本文以改良Pagano 方法探討兩邊簡支承之多層疊合功能性梯度材料(或三明治板)和纖維增強複合材料(the fiber-reinforced composit material,FRCM)中空圓柱殼在受軸壓狀態下的挫屈行為分析。假設功能性梯度材料(the functional graded material, FGM)的每層材料參數隨著厚度座標呈現二相材料體積比的冪級數變化。Pagano 方法是基於虛位移原理(the principle of virtual displacement, PVD)，傳統上是用來分析纖維增強複合層板之結構行為，本文則將其改良成可以分析多層疊合的功能性材料圓柱殼，其中改良的部分如下:(a)以Reissner 混合變分原理(Reissner’s mixed variational theorem, RMVT)代替以位移為基礎的虛位移原理進行解析;(b)利用Euler 公式將系統方程式之解由複數解型態轉換為實數解型態;(c)應用連續近似法，將功能性梯度材料圓柱殼切割成多個離散層結構，且各單層之厚度相較於圓心至中曲面的半徑長度微小;(d)使用傳遞矩陣法，可逐層求解系統方程式，提升計算效能。藉由以上改良，便可拓展Pagano 方法應用在解析功能性材料圓柱殼之挫屈問題，並可減少原Pagano 方法耗費之計算時間。文中亦將改良Pagano 法求得之解與既有文獻中之三維彈性力學解進行驗證，結果顯示本改良pagano 解收斂快速且精確。此外，本文亦進行多層疊合功能性梯度材料圓柱殼的長度-半徑比、半徑-厚度比、各層厚度比、材料參數梯度指標對臨界挫屈載重影響之參數分析研究。

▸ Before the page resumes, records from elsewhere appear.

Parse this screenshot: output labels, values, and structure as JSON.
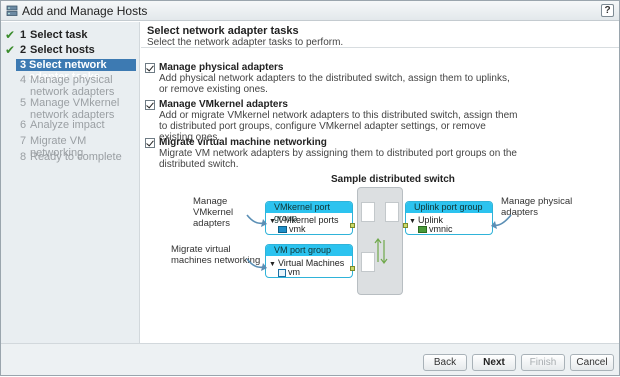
{
  "window": {
    "title": "Add and Manage Hosts",
    "help_label": "?"
  },
  "steps": [
    {
      "num": "1",
      "label": "Select task",
      "state": "done"
    },
    {
      "num": "2",
      "label": "Select hosts",
      "state": "done"
    },
    {
      "num": "3",
      "label": "Select network adapter tasks",
      "state": "current"
    },
    {
      "num": "4",
      "label": "Manage physical network adapters",
      "state": "future"
    },
    {
      "num": "5",
      "label": "Manage VMkernel network adapters",
      "state": "future"
    },
    {
      "num": "6",
      "label": "Analyze impact",
      "state": "future"
    },
    {
      "num": "7",
      "label": "Migrate VM networking",
      "state": "future"
    },
    {
      "num": "8",
      "label": "Ready to complete",
      "state": "future"
    }
  ],
  "header": {
    "title": "Select network adapter tasks",
    "subtitle": "Select the network adapter tasks to perform."
  },
  "options": [
    {
      "title": "Manage physical adapters",
      "desc": "Add physical network adapters to the distributed switch, assign them to uplinks, or remove existing ones.",
      "checked": true
    },
    {
      "title": "Manage VMkernel adapters",
      "desc": "Add or migrate VMkernel network adapters to this distributed switch, assign them to distributed port groups, configure VMkernel adapter settings, or remove existing ones.",
      "checked": true
    },
    {
      "title": "Migrate virtual machine networking",
      "desc": "Migrate VM network adapters by assigning them to distributed port groups on the distributed switch.",
      "checked": true
    }
  ],
  "diagram": {
    "title": "Sample distributed switch",
    "label_manage_vmkernel": "Manage VMkernel adapters",
    "label_migrate_vm": "Migrate virtual machines networking",
    "label_manage_physical": "Manage physical adapters",
    "vmkernel_group": {
      "name": "VMkernel port group",
      "sub": "VMkernel ports",
      "item": "vmk"
    },
    "vm_group": {
      "name": "VM port group",
      "sub": "Virtual Machines",
      "item": "vm"
    },
    "uplink_group": {
      "name": "Uplink port group",
      "sub": "Uplink",
      "item": "vmnic"
    }
  },
  "footer": {
    "back": "Back",
    "next": "Next",
    "finish": "Finish",
    "cancel": "Cancel"
  },
  "colors": {
    "accent": "#3d7ab2",
    "portgroup": "#2cc3ef",
    "check": "#3a8c2c"
  }
}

The three-dimensional (3D) linear buckling analysis of simply-supported,multilayered (or sandwiched) functionally graded material (FGM) and fiber-reinforced composite material (FRCM) circular hollow cylinders under axial compressive loads is presented. The material properties of each FGM layer in this work are assumed to obey a power-law distribution of the volume fractions of the constituents through the thickness coordinate. The Pagano method, which is based on the principle of virtual displacement (PVD) and is conventionally used for the analysis of laminated FRCM structures, is modified to be feasible for this study for multilayered FGM cylinders, in which Reissner’s mixed variational theorem (RMVT), the successive approximation and thetransfer matrix methods, and the transformed real-valued solutions of the system equations are used. Implementing the modified Pagano method in this subject
shows that the computation of determining the critical loads becomes less time-consuming than is usually the case, and is independent of the total number of layers constituting the cylinders. In addition, the modified Pagano solutions of critical loads of multilayered FRCM cylinders are in excellent agreement with the exact 3D ones available in the literature, and these for sandwiched FGM cylinders may provide as the benchmark solutions to assess the ones obtained using various two-dimensional FGM theories and numerical models.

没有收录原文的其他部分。